J Lawson

Plotting a referendum - Unemployment

Following the shock decision by the UK to leave the EU, many ideas were put forward as to the reasons behind why so many people voted the ways that they did.

In an effort to learn more about data handling in python, using pandas, matplotlib and other fun stuff I scoured the internet for data and set about plotting graphs.

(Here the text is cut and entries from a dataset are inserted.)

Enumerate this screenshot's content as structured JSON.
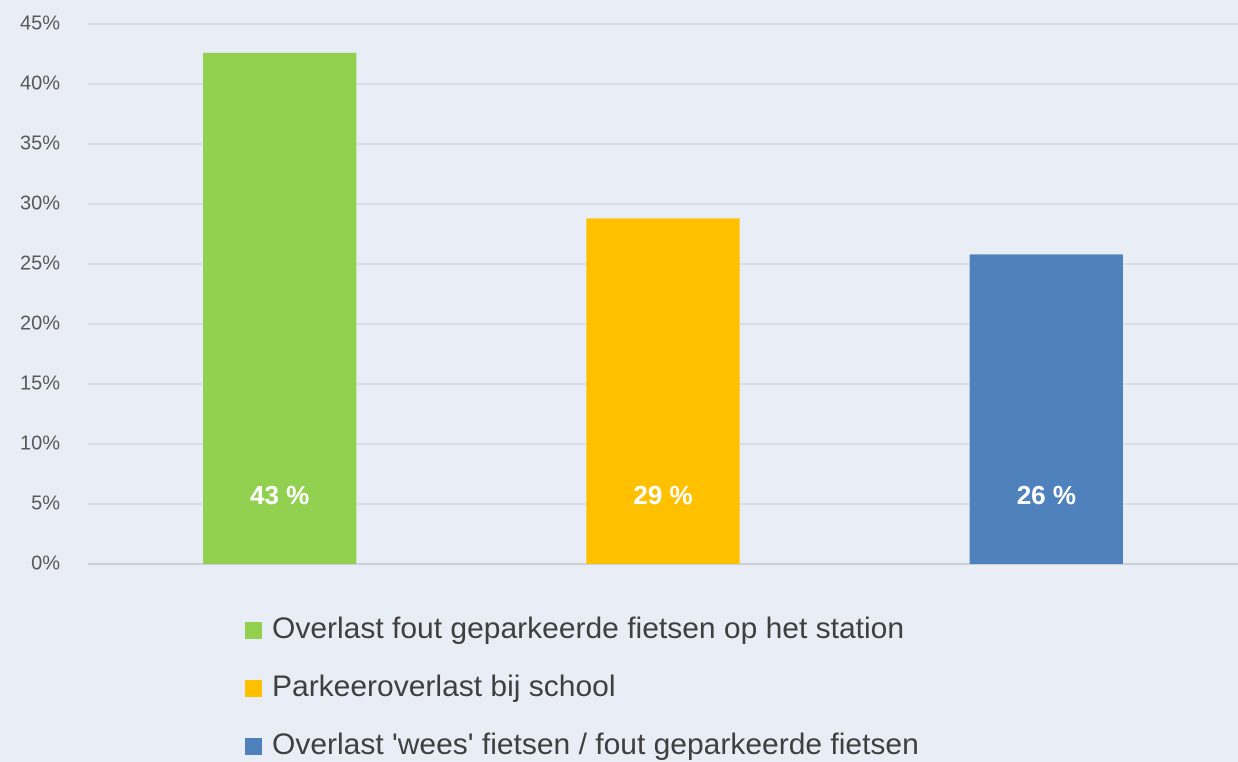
{
  "chart_data": {
    "type": "bar",
    "categories": [
      null
    ],
    "series": [
      {
        "name": "Overlast fout geparkeerde fietsen op het station",
        "color": "#92d050",
        "values": [
          42.6
        ],
        "value_labels": [
          "43 %"
        ]
      },
      {
        "name": "Parkeeroverlast bij school",
        "color": "#ffc000",
        "values": [
          28.8
        ],
        "value_labels": [
          "29 %"
        ]
      },
      {
        "name": "Overlast 'wees' fietsen / fout geparkeerde fietsen",
        "color": "#4f81bd",
        "values": [
          25.8
        ],
        "value_labels": [
          "26 %"
        ]
      }
    ],
    "ylim": [
      0,
      45
    ],
    "yticks": [
      {
        "value": 0,
        "label": "0%"
      },
      {
        "value": 5,
        "label": "5%"
      },
      {
        "value": 10,
        "label": "10%"
      },
      {
        "value": 15,
        "label": "15%"
      },
      {
        "value": 20,
        "label": "20%"
      },
      {
        "value": 25,
        "label": "25%"
      },
      {
        "value": 30,
        "label": "30%"
      },
      {
        "value": 35,
        "label": "35%"
      },
      {
        "value": 40,
        "label": "40%"
      },
      {
        "value": 45,
        "label": "45%"
      }
    ],
    "grid": true,
    "legend": "bottom"
  }
}
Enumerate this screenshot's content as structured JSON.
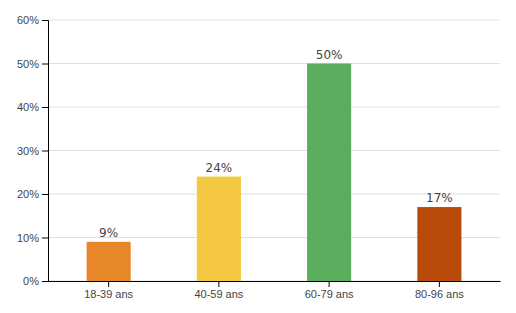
{
  "chart_data": {
    "type": "bar",
    "categories": [
      "18-39 ans",
      "40-59 ans",
      "60-79 ans",
      "80-96 ans"
    ],
    "values": [
      9,
      24,
      50,
      17
    ],
    "value_labels": [
      "9%",
      "24%",
      "50%",
      "17%"
    ],
    "colors": [
      "#E8872A",
      "#F5C842",
      "#5BAD5E",
      "#B84B0A"
    ],
    "ylim": [
      0,
      60
    ],
    "yticks": [
      {
        "value": 0,
        "label": "0%"
      },
      {
        "value": 10,
        "label": "10%"
      },
      {
        "value": 20,
        "label": "20%"
      },
      {
        "value": 30,
        "label": "30%"
      },
      {
        "value": 40,
        "label": "40%"
      },
      {
        "value": 50,
        "label": "50%"
      },
      {
        "value": 60,
        "label": "60%"
      }
    ],
    "grid": true,
    "data_labels": true
  }
}
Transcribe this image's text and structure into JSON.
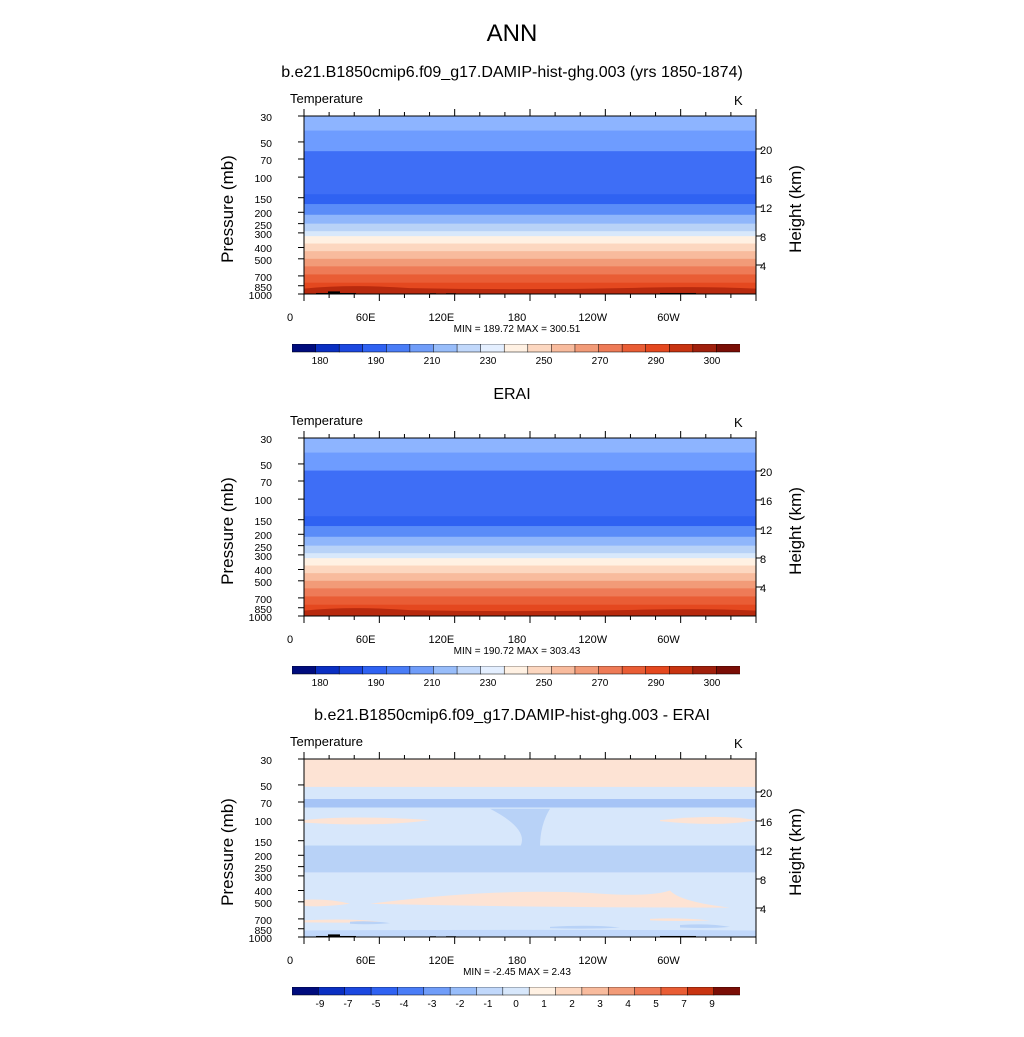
{
  "title": "ANN",
  "chart_data": [
    {
      "type": "heatmap",
      "title": "b.e21.B1850cmip6.f09_g17.DAMIP-hist-ghg.003 (yrs 1850-1874)",
      "variable": "Temperature",
      "units": "K",
      "ylabel": "Pressure (mb)",
      "y2label": "Height (km)",
      "pressure_ticks": [
        "30",
        "50",
        "70",
        "100",
        "150",
        "200",
        "250",
        "300",
        "400",
        "500",
        "700",
        "850",
        "1000"
      ],
      "height_ticks": [
        "20",
        "16",
        "12",
        "8",
        "4"
      ],
      "x_ticks": [
        "0",
        "60E",
        "120E",
        "180",
        "120W",
        "60W"
      ],
      "stats": "MIN = 189.72  MAX = 300.51",
      "colorbar_labels": [
        "180",
        "190",
        "210",
        "230",
        "250",
        "270",
        "290",
        "300"
      ],
      "profile": [
        {
          "p": 30,
          "color": "#8db4ff"
        },
        {
          "p": 40,
          "color": "#6e9cff"
        },
        {
          "p": 60,
          "color": "#3e6ef6"
        },
        {
          "p": 140,
          "color": "#2f62f2"
        },
        {
          "p": 170,
          "color": "#5a8cf8"
        },
        {
          "p": 210,
          "color": "#8fb6fb"
        },
        {
          "p": 250,
          "color": "#b8d2f7"
        },
        {
          "p": 290,
          "color": "#d8e8fb"
        },
        {
          "p": 320,
          "color": "#fff1e3"
        },
        {
          "p": 370,
          "color": "#fcd7c0"
        },
        {
          "p": 430,
          "color": "#f8bb9d"
        },
        {
          "p": 500,
          "color": "#f29b78"
        },
        {
          "p": 580,
          "color": "#ee7b57"
        },
        {
          "p": 680,
          "color": "#e95d35"
        },
        {
          "p": 800,
          "color": "#e4481f"
        },
        {
          "p": 920,
          "color": "#c83411"
        }
      ]
    },
    {
      "type": "heatmap",
      "title": "ERAI",
      "variable": "Temperature",
      "units": "K",
      "ylabel": "Pressure (mb)",
      "y2label": "Height (km)",
      "pressure_ticks": [
        "30",
        "50",
        "70",
        "100",
        "150",
        "200",
        "250",
        "300",
        "400",
        "500",
        "700",
        "850",
        "1000"
      ],
      "height_ticks": [
        "20",
        "16",
        "12",
        "8",
        "4"
      ],
      "x_ticks": [
        "0",
        "60E",
        "120E",
        "180",
        "120W",
        "60W"
      ],
      "stats": "MIN = 190.72  MAX = 303.43",
      "colorbar_labels": [
        "180",
        "190",
        "210",
        "230",
        "250",
        "270",
        "290",
        "300"
      ],
      "profile": [
        {
          "p": 30,
          "color": "#8db4ff"
        },
        {
          "p": 40,
          "color": "#6e9cff"
        },
        {
          "p": 57,
          "color": "#3e6ef6"
        },
        {
          "p": 140,
          "color": "#2f62f2"
        },
        {
          "p": 170,
          "color": "#5a8cf8"
        },
        {
          "p": 210,
          "color": "#8fb6fb"
        },
        {
          "p": 250,
          "color": "#b8d2f7"
        },
        {
          "p": 290,
          "color": "#d8e8fb"
        },
        {
          "p": 320,
          "color": "#fff1e3"
        },
        {
          "p": 370,
          "color": "#fcd7c0"
        },
        {
          "p": 430,
          "color": "#f8bb9d"
        },
        {
          "p": 500,
          "color": "#f29b78"
        },
        {
          "p": 580,
          "color": "#ee7b57"
        },
        {
          "p": 680,
          "color": "#e95d35"
        },
        {
          "p": 800,
          "color": "#e4481f"
        },
        {
          "p": 920,
          "color": "#c83411"
        }
      ]
    },
    {
      "type": "heatmap",
      "title": "b.e21.B1850cmip6.f09_g17.DAMIP-hist-ghg.003 - ERAI",
      "variable": "Temperature",
      "units": "K",
      "ylabel": "Pressure (mb)",
      "y2label": "Height (km)",
      "pressure_ticks": [
        "30",
        "50",
        "70",
        "100",
        "150",
        "200",
        "250",
        "300",
        "400",
        "500",
        "700",
        "850",
        "1000"
      ],
      "height_ticks": [
        "20",
        "16",
        "12",
        "8",
        "4"
      ],
      "x_ticks": [
        "0",
        "60E",
        "120E",
        "180",
        "120W",
        "60W"
      ],
      "stats": "MIN =  -2.45  MAX =   2.43",
      "colorbar_labels": [
        "-9",
        "-7",
        "-5",
        "-4",
        "-3",
        "-2",
        "-1",
        "0",
        "1",
        "2",
        "3",
        "4",
        "5",
        "7",
        "9"
      ],
      "profile": [
        {
          "p": 30,
          "color": "#fde3d4"
        },
        {
          "p": 52,
          "color": "#d7e7fb"
        },
        {
          "p": 66,
          "color": "#a6c4f6"
        },
        {
          "p": 78,
          "color": "#d7e7fb"
        },
        {
          "p": 165,
          "color": "#b8d2f7"
        },
        {
          "p": 280,
          "color": "#d7e7fb"
        }
      ]
    }
  ],
  "colors": {
    "colorbar_temperature": [
      "#000c7d",
      "#0a2fc2",
      "#1c48e0",
      "#2f62f2",
      "#4a7df7",
      "#709df9",
      "#98bdfa",
      "#c1d8fb",
      "#e4efff",
      "#fff1e3",
      "#fcd7c0",
      "#f8bb9d",
      "#f29b78",
      "#ee7b57",
      "#e95d35",
      "#e4481f",
      "#c83411",
      "#a0200c",
      "#7a0e06"
    ],
    "colorbar_difference": [
      "#000c7d",
      "#0a2fc2",
      "#1c48e0",
      "#2f62f2",
      "#4a7df7",
      "#709df9",
      "#98bdfa",
      "#c1d8fb",
      "#d7e7fb",
      "#fff1e3",
      "#fcd7c0",
      "#f8bb9d",
      "#f29b78",
      "#ee7b57",
      "#e95d35",
      "#c83411",
      "#7a0e06"
    ]
  }
}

As with the income data, the unemployment data is downloaded from Nomis, and so is already close to how we want it. All that is required is removing some rows which contain invalid data, as well as renaming the columns, before saving as a pickle.

"""
Data available from:
    NOMIS website.
    Dataset: Claimant count -> Claimant count by sex and age
    Geography: local authorities: district / unitary (as of April 2015)
    Date: May 2016
    Age: All (16+)
    Rates: Claimant count AND Claimants as a proportion of residents aged 16-64
    Sex: Total
    Include Area codes
Assumes resulting filename is: 'nomis-unemployment.csv'
Data is released under the Open Government Licence:
        http://www.nationalarchives.gov.uk/doc/open-government-licence/
"""

import pandas as pd

a = pd.read_csv('raw/nomis-unemployment.csv', header=6)
a.columns = ['Area','Code','Unemployed','Pct_Unemployed']
a.set_index('Code', inplace=True)
a = a.dropna()
a.drop('Column Total', inplace=True)
a.sort_index(inplace=True)

a.to_pickle('./data/unemployment.pkl')

The whole file is also available as a gist.